- Supreme Court of the United States

Argued December 4, 1985 Decided April 1, 1986
- Full case name: Golden State Transit Corp. v. City of Los Angeles
- Citations: 475 U.S. 608 (more) 106 S. Ct. 1395; 89 L. Ed. 2d 616

Holding
- The city's action in conditioning petitioner's franchise renewal on the settlement of the labor dispute is preempted by the NLRA.

Court membership
- Chief Justice Warren E. Burger Associate Justices William J. Brennan Jr. · Byron White Thurgood Marshall · Harry Blackmun Lewis F. Powell Jr. · William Rehnquist John P. Stevens · Sandra Day O'Connor

Case opinions
- Majority: Blackmun, joined by Burger, Brennan, White, Marshall, Powell, Stevens, O'Connor
- Dissent: Rehnquist

Laws applied
- National Labor Relations Act

= Golden State Transit Corp. v. City of Los Angeles =

Golden State Transit Corp v City of Los Angeles, 475 U.S. 608 (1986), is a US labor law case, concerning the scope of federal preemption against state law for labor rights. The court held that a city's conditioning of an entity's franchise renewal of the settlement of a labor dispute is preempted by the National Labor Relations Act.

==Facts==
Golden State Transit Corp claimed that the City of Los Angeles was preempted by the National Labor Relations Act of 1935 from refusing to renew its franchise license to operate taxicabs in the city.
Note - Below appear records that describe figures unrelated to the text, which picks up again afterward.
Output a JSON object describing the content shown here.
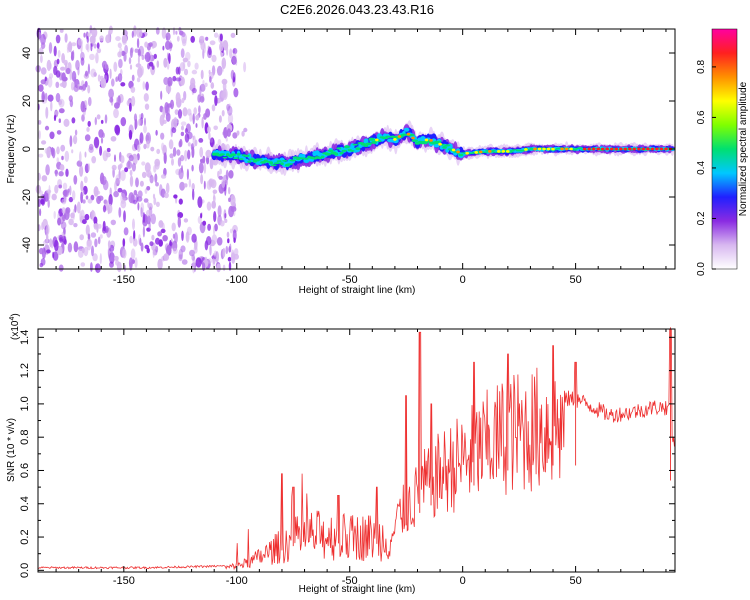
{
  "title": "C2E6.2026.043.23.43.R16",
  "chart_data": [
    {
      "type": "heatmap",
      "name": "spectrogram",
      "xlabel": "Height of straight line (km)",
      "ylabel": "Frequency (Hz)",
      "xlim": [
        -188,
        94
      ],
      "ylim": [
        -50,
        50
      ],
      "xticks": [
        -150,
        -100,
        -50,
        0,
        50
      ],
      "xtick_labels": [
        "-150",
        "-100",
        "-50",
        "0",
        "50"
      ],
      "yticks": [
        -40,
        -20,
        0,
        20,
        40
      ],
      "ytick_labels": [
        "-40",
        "-20",
        "0",
        "20",
        "40"
      ],
      "noise_region": [
        -188,
        -100
      ],
      "ridge": {
        "x": [
          -110,
          -100,
          -90,
          -80,
          -70,
          -60,
          -50,
          -40,
          -35,
          -30,
          -25,
          -20,
          -15,
          -10,
          -5,
          0,
          10,
          20,
          30,
          40,
          50,
          60,
          70,
          80,
          90
        ],
        "freq": [
          -2,
          -3,
          -5,
          -6,
          -4,
          -2,
          0,
          3,
          5,
          4,
          7,
          3,
          4,
          2,
          0,
          -2,
          -1,
          -1,
          0,
          0,
          0,
          0,
          0,
          0,
          0
        ]
      },
      "colorbar": {
        "label": "Normalized spectral amplitude",
        "range": [
          0.0,
          0.95
        ],
        "ticks": [
          0.0,
          0.2,
          0.4,
          0.6,
          0.8
        ],
        "tick_labels": [
          "0.0",
          "0.2",
          "0.4",
          "0.6",
          "0.8"
        ],
        "colors": [
          "#ffffff",
          "#d8b8f0",
          "#8a2be2",
          "#2020ff",
          "#00c8ff",
          "#00e070",
          "#80ff00",
          "#ffff00",
          "#ff9000",
          "#ff2020",
          "#ff00a0"
        ]
      }
    },
    {
      "type": "line",
      "name": "snr",
      "xlabel": "Height of straight line (km)",
      "ylabel": "SNR (10 * v/v)",
      "scale_label": "(x10",
      "scale_exponent": "4",
      "scale_suffix": ")",
      "xlim": [
        -188,
        94
      ],
      "ylim": [
        -0.01,
        1.45
      ],
      "xticks": [
        -150,
        -100,
        -50,
        0,
        50
      ],
      "xtick_labels": [
        "-150",
        "-100",
        "-50",
        "0",
        "50"
      ],
      "yticks": [
        0.0,
        0.2,
        0.4,
        0.6,
        0.8,
        1.0,
        1.2,
        1.4
      ],
      "ytick_labels": [
        "0.0",
        "0.2",
        "0.4",
        "0.6",
        "0.8",
        "1.0",
        "1.2",
        "1.4"
      ],
      "color": "#ee3030",
      "envelope": {
        "x": [
          -188,
          -140,
          -105,
          -95,
          -85,
          -78,
          -70,
          -60,
          -50,
          -40,
          -32,
          -28,
          -22,
          -18,
          -10,
          0,
          10,
          20,
          30,
          40,
          50,
          58,
          65,
          75,
          85,
          91,
          93
        ],
        "y": [
          0.01,
          0.01,
          0.02,
          0.06,
          0.15,
          0.22,
          0.28,
          0.28,
          0.26,
          0.27,
          0.25,
          0.4,
          0.5,
          0.6,
          0.7,
          0.8,
          0.9,
          1.0,
          1.02,
          1.05,
          1.05,
          1.0,
          0.95,
          0.97,
          1.0,
          1.0,
          0.8
        ]
      },
      "peaks": [
        {
          "x": -80,
          "y": 0.58
        },
        {
          "x": -75,
          "y": 0.5
        },
        {
          "x": -55,
          "y": 0.45
        },
        {
          "x": -38,
          "y": 0.5
        },
        {
          "x": -25,
          "y": 1.05
        },
        {
          "x": -19,
          "y": 1.43
        },
        {
          "x": -14,
          "y": 1.0
        },
        {
          "x": 5,
          "y": 1.25
        },
        {
          "x": 20,
          "y": 1.3
        },
        {
          "x": 40,
          "y": 1.35
        },
        {
          "x": 50,
          "y": 1.25
        },
        {
          "x": 92,
          "y": 1.46
        }
      ]
    }
  ]
}
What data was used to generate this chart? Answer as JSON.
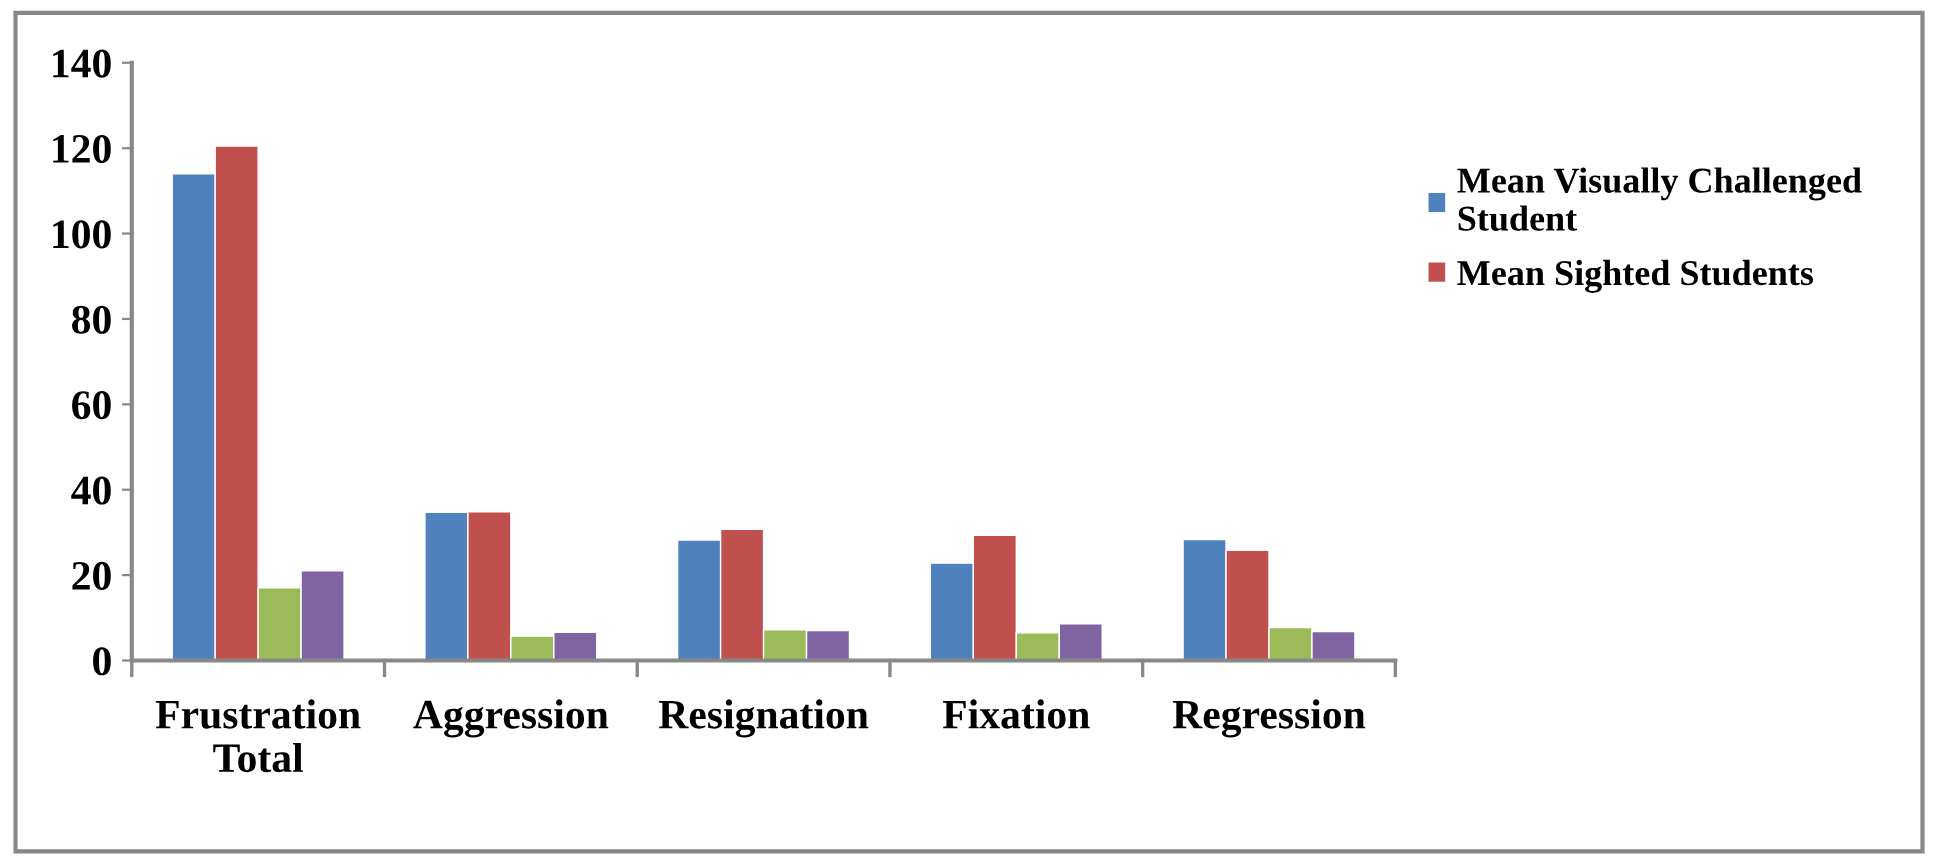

During its application, its cab drivers went on strike for higher wages and better working conditions. The Teamsters Union put pressure on the city to not renew the license. Because the dispute was not settled, the franchise expired. The Federal District Court held that the city was entitled to not renew the license. The Court of Appeals affirmed this judgment. Golden State Transit Corp appealed.

==Opinion of the court==
A majority of the Supreme Court held that Los Angeles was not entitled to refuse to renew a taxi company's franchise license because the Teamsters Union had pressured it not to until a dispute was resolved. Justice Harry Blackmun gave the judgment.

Justice William Rehnquist dissented.

==Later developments==
The case returned to the Supreme Court in a 1989 case of the same name, 493 U.S. 103.